What is significant? Dhurringile, consisting of a two-storeyed brick residenceand gatehouse, brick stables and timber shearing shed, was constructed by James Winter in 1876-77. John [Jock] Winter, the son of a blacksmith, arrived in Australia with his family from Scotland in 1841 and settled near Ballarat. The discovery of gold on their property transformed the life of the family and provided the basis for sizeable investment in large pastoral areas throughout northern Victoria. Three of the four Winter sons who had taken up large areas of land in the Goulburn Valley each constructed a substantial home on their land, the grandest of them being Noorilim [VHR H0297], built by William Winter (later Winter-Irving) in 1878-79 and Dhurringhile.
After the great Goulburn flood of 1870 had washed away his original wooden homestead, James Winter selected a site away from the river for the construction of a huge new towered brick mansion which he named Dhurringile. The mansion was designed by Lloyd Tayler and Wyatt, one of Melbourne's most prominent architectural firms. The style of Dhurringile suggests that it was probably designed by Frederick Wyatt as Lloyd Tayler, the more well known of the two, was absent from his practice from January 1875 to May 1877 on an extended visit to England. The homestead also had extensive stabling, a shearing shed, and other outbuildings, and a manager's residence and stabling some distance from the house which may predate the mansion as James Winter had taken up residence there by 1875.The shearing shed was reputed to be one of the largest in Victoria. Although often absent from his country property, James Winter was active in local community affairs and through his interest in agricultural innovation, markedly increased the stock carrying capacity of his property. He bred prize-winning sheep, was a founding member of the Northeastern Pastoral and Agricultural Society and served as councillor and later President of the Shire of Waranga in 1873. James Winter died in 1885 but Dhurringile stayed in the ownership of the Winter family until 1907.

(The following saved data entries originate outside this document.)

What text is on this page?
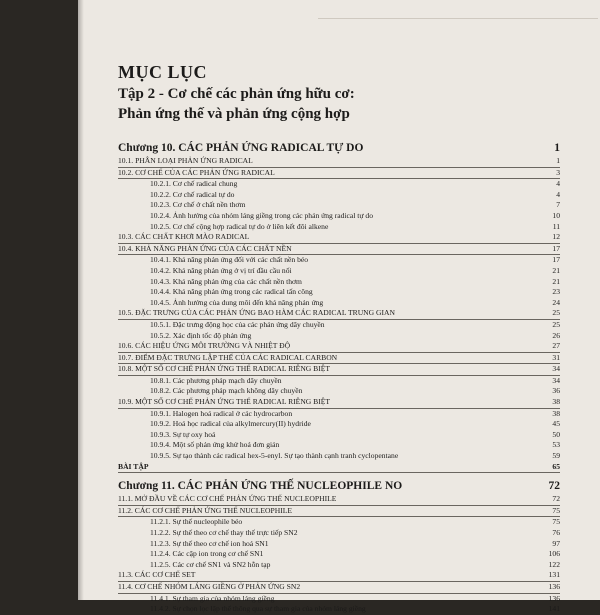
MỤC LỤC
Tập 2 - Cơ chế các phản ứng hữu cơ:
Phản ứng thế và phản ứng cộng hợp
Chương 10. CÁC PHẢN ỨNG RADICAL TỰ DO	1
10.1. PHÂN LOẠI PHẢN ỨNG RADICAL	1
10.2. CƠ CHẾ CỦA CÁC PHẢN ỨNG RADICAL	3
10.2.1. Cơ chế radical chung	4
10.2.2. Cơ chế radical tự do	4
10.2.3. Cơ chế ở chất nền thơm	7
10.2.4. Ảnh hưởng của nhóm láng giềng trong các phản ứng radical tự do	10
10.2.5. Cơ chế cộng hợp radical tự do ở liên kết đôi alkene	11
10.3. CÁC CHẤT KHƠI MÀO RADICAL	12
10.4. KHẢ NĂNG PHẢN ỨNG CỦA CÁC CHẤT NỀN	17
10.4.1. Khả năng phản ứng đối với các chất nền béo	17
10.4.2. Khả năng phản ứng ở vị trí đầu cầu nối	21
10.4.3. Khả năng phản ứng của các chất nền thơm	21
10.4.4. Khả năng phản ứng trong các radical tấn công	23
10.4.5. Ảnh hưởng của dung môi đến khả năng phản ứng	24
10.5. ĐẶC TRƯNG CỦA CÁC PHẢN ỨNG BAO HÀM CÁC RADICAL TRUNG GIAN	25
10.5.1. Đặc trưng động học của các phản ứng dây chuyền	25
10.5.2. Xác định tốc độ phản ứng	26
10.6. CÁC HIỆU ỨNG MÔI TRƯỜNG VÀ NHIỆT ĐỘ	27
10.7. ĐIỂM ĐẶC TRƯNG LẬP THỂ CỦA CÁC RADICAL CARBON	31
10.8. MỘT SỐ CƠ CHẾ PHẢN ỨNG THẾ RADICAL RIÊNG BIỆT	34
10.8.1. Các phương pháp mạch dây chuyền	34
10.8.2. Các phương pháp mạch không dây chuyền	36
10.9. MỘT SỐ CƠ CHẾ PHẢN ỨNG THẾ RADICAL RIÊNG BIỆT	38
10.9.1. Halogen hoá radical ở các hydrocarbon	38
10.9.2. Hoá học radical của alkylmercury(II) hydride	45
10.9.3. Sự tự oxy hoá	50
10.9.4. Một số phản ứng khử hoá đơn giản	53
10.9.5. Sự tạo thành các radical hex-5-enyl. Sự tạo thành cạnh tranh cyclopentane	59
BÀI TẬP	65
Chương 11. CÁC PHẢN ỨNG THẾ NUCLEOPHILE NO	72
11.1. MỞ ĐẦU VỀ CÁC CƠ CHẾ PHẢN ỨNG THẾ NUCLEOPHILE	72
11.2. CÁC CƠ CHẾ PHẢN ỨNG THẾ NUCLEOPHILE	75
11.2.1. Sự thế nucleophile béo	75
11.2.2. Sự thế theo cơ chế thay thế trực tiếp SN2	76
11.2.3. Sự thế theo cơ chế ion hoá SN1	97
11.2.4. Các cặp ion trong cơ chế SN1	106
11.2.5. Các cơ chế SN1 và SN2 hỗn tạp	122
11.3. CÁC CƠ CHẾ SET	131
11.4. CƠ CHẾ NHÓM LÁNG GIỀNG Ở PHẢN ỨNG SN2	136
11.4.1. Sự tham gia của nhóm láng giềng	136
11.4.2. Sự chọn lọc lập thể thông qua sự tham gia của nhóm láng giềng	141
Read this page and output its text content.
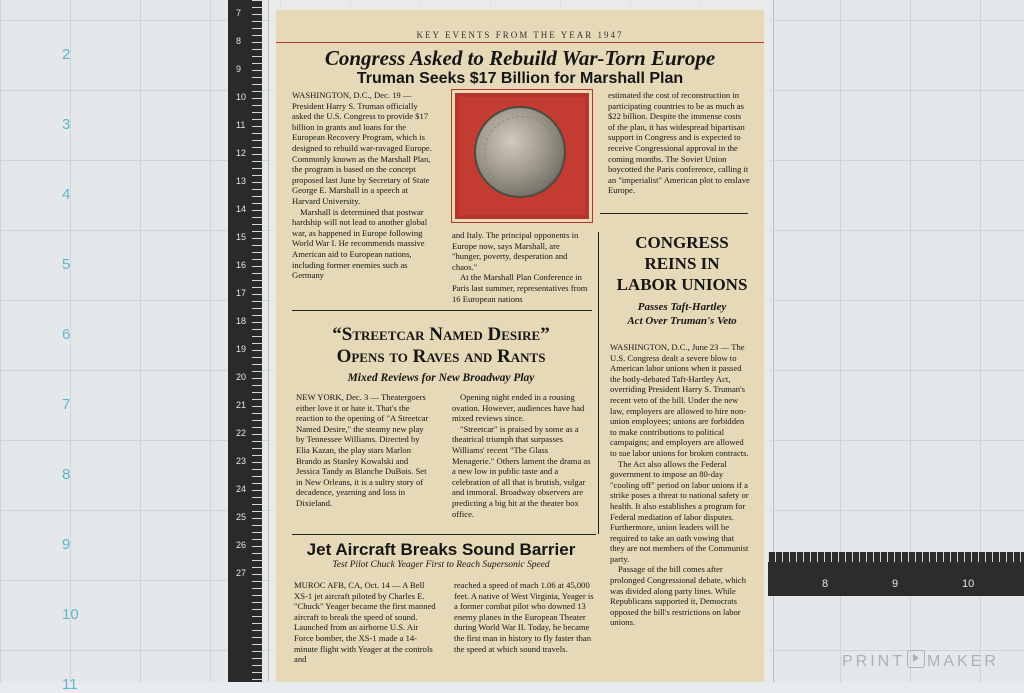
2
3
4
5
6
7
8
9
10
11
7
8
9
10
11
12
13
14
15
16
17
18
19
20
21
22
23
24
25
26
27
KEY EVENTS FROM THE YEAR 1947
Congress Asked to Rebuild War-Torn Europe
Truman Seeks $17 Billion for Marshall Plan

WASHINGTON, D.C., Dec. 19 — President Harry S. Truman officially asked the U.S. Congress to provide $17 billion in grants and loans for the European Recovery Program, which is designed to rebuild war-ravaged Europe. Commonly known as the Marshall Plan, the program is based on the concept proposed last June by Secretary of State George E. Marshall in a speech at Harvard University.

Marshall is determined that postwar hardship will not lead to another global war, as happened in Europe following World War I. He recommends massive American aid to European nations, including former enemies such as Germany

and Italy. The principal opponents in Europe now, says Marshall, are "hunger, poverty, desperation and chaos."

At the Marshall Plan Conference in Paris last summer, representatives from 16 European nations

estimated the cost of reconstruction in participating countries to be as much as $22 billion. Despite the immense costs of the plan, it has widespread bipartisan support in Congress and is expected to receive Congressional approval in the coming months. The Soviet Union boycotted the Paris conference, calling it an "imperialist" American plot to enslave Europe.

“Streetcar Named Desire”
Opens to Raves and Rants
Mixed Reviews for New Broadway Play

NEW YORK, Dec. 3 — Theatergoers either love it or hate it. That's the reaction to the opening of "A Streetcar Named Desire," the steamy new play by Tennessee Williams. Directed by Elia Kazan, the play stars Marlon Brando as Stanley Kowalski and Jessica Tandy as Blanche DuBois. Set in New Orleans, it is a sultry story of decadence, yearning and loss in Dixieland.

Opening night ended in a rousing ovation. However, audiences have had mixed reviews since.

"Streetcar" is praised by some as a theatrical triumph that surpasses Williams' recent "The Glass Menagerie." Others lament the drama as a new low in public taste and a celebration of all that is brutish, vulgar and immoral. Broadway observers are predicting a big hit at the theater box office.

CONGRESS
REINS IN
LABOR UNIONS
Passes Taft-Hartley
Act Over Truman's Veto

WASHINGTON, D.C., June 23 — The U.S. Congress dealt a severe blow to American labor unions when it passed the hotly-debated Taft-Hartley Act, overriding President Harry S. Truman's recent veto of the bill. Under the new law, employers are allowed to hire non-union employees; unions are forbidden to make contributions to political campaigns; and employers are allowed to sue labor unions for broken contracts.

The Act also allows the Federal government to impose an 80-day "cooling off" period on labor unions if a strike poses a threat to national safety or health. It also establishes a program for Federal mediation of labor disputes. Furthermore, union leaders will be required to take an oath vowing that they are not members of the Communist party.

Passage of the bill comes after prolonged Congressional debate, which was divided along party lines. While Republicans supported it, Democrats opposed the bill's restrictions on labor unions.

Jet Aircraft Breaks Sound Barrier
Test Pilot Chuck Yeager First to Reach Supersonic Speed

MUROC AFB, CA, Oct. 14 — A Bell XS-1 jet aircraft piloted by Charles E. "Chuck" Yeager became the first manned aircraft to break the speed of sound. Launched from an airborne U.S. Air Force bomber, the XS-1 made a 14-minute flight with Yeager at the controls and

reached a speed of mach 1.06 at 45,000 feet. A native of West Virginia, Yeager is a former combat pilot who downed 13 enemy planes in the European Theater during World War II. Today, he became the first man in history to fly faster than the speed at which sound travels.

8	9	10
PRINT MAKER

Dhurringile passed through a number of hands before being purchased in December 1925 by Vincent Vernon Hart. It appears that Dhurringile had been vacant for many years and remained unoccupied while in Hart's ownership. In 1939, the Commonwealth government negotiated with Hart to rent the property for use as an internment camp for German and Italian aliens. Internees were held at Dhurringile until transferred to other camps early in 1940 and by March 1940, the Department of the Interior had vacated the property. in 1941, Dhurringile was taken up by the army for use as a Prisoner of War Camp for Germans captured in the Middle East. The Murchison camp consisted of five compounds including the Dhurringile homestead which was intended for German officers who were to be given more favourable treatment than other ranks. In July 1945, the German prisoners were transferred to other sites and at the end of the war, the site was cleared of huts and all other military buildings.
In 1947, Dhurringile was purchased by the Presbyterian Church for use as a home for migrant boys from the United Kingdom whose fathers had died during the war. The intention was to train the boys in farming methods to prepare them for employment. By this time the homestead was in a deteriorating condition and substantial repairs and alterations were needed. The Dhurringile Rural Training Farm did not open until 13 June 1951. Life in the home was spartan, difficulties were encountered in recruiting boys from Scotland and the scheme had limited success. The Commonwealth Government continued to provide increasing financial support to the home in accordance with a child migrant policy to promote British migration, but difficulties persisted and a decision was made in 1964 to close the Dhurringile Rural Training Farm.
In March 1965, Dhurringile was purchased by Victorian Government Penal Department for use in the rehabilitation of alcoholic prisoners. The farm was refenced and the agricultural part of the property rehabilitated to provide a level of self-support. Prisoners provided labour for extensive repair and alteration works at the mansion. Dhurringile remains a minimum security prison, but the house itself accommodates no prisoners and has undergone some restoration and been adapted for use as a training centre.
How is it significant? Dhurringile is of architectural, historical and social significance to the State of Victoria.
Why is it significant? Dhurringile is of architectural significance as one of Victoria's grandest homesteads and a fine example of the Victorian Italianate style. It is significant as a rare work of the short-lived but prominent architectural partnership of Lloyd Tayler and Wyatt. Dhurringile is significant as an early demonstration of the rise of the red face brick aesthetic which arose as a reaction to the predominant use of stucco in the previous decades.
Dhurringile and its outbuildings are of historical significance as an important example of a substantial homestead built on the proceeds of gold discoveries and subsequent pastoral wealth. It is significant for its associations with its owner John Winter and the prominent Winter and Winter-Irving families who were among the largest pastoral landholders in Victoria.
Dhurringile is of historical and social significance for its use as an internment and World War Two prisoner of war camp which reflects an aspect of Australian life which is not well known. Its subsequent use by the Presbyterian Church as a rural training centre for migrant boys from the United Kingdom is a significant association with the perceived need to populate Australia with migrants of Anglo-Celtic background. It is also significant for its later use as a rehabilitation centre for prisoners with alcohol or drug dependent dependency.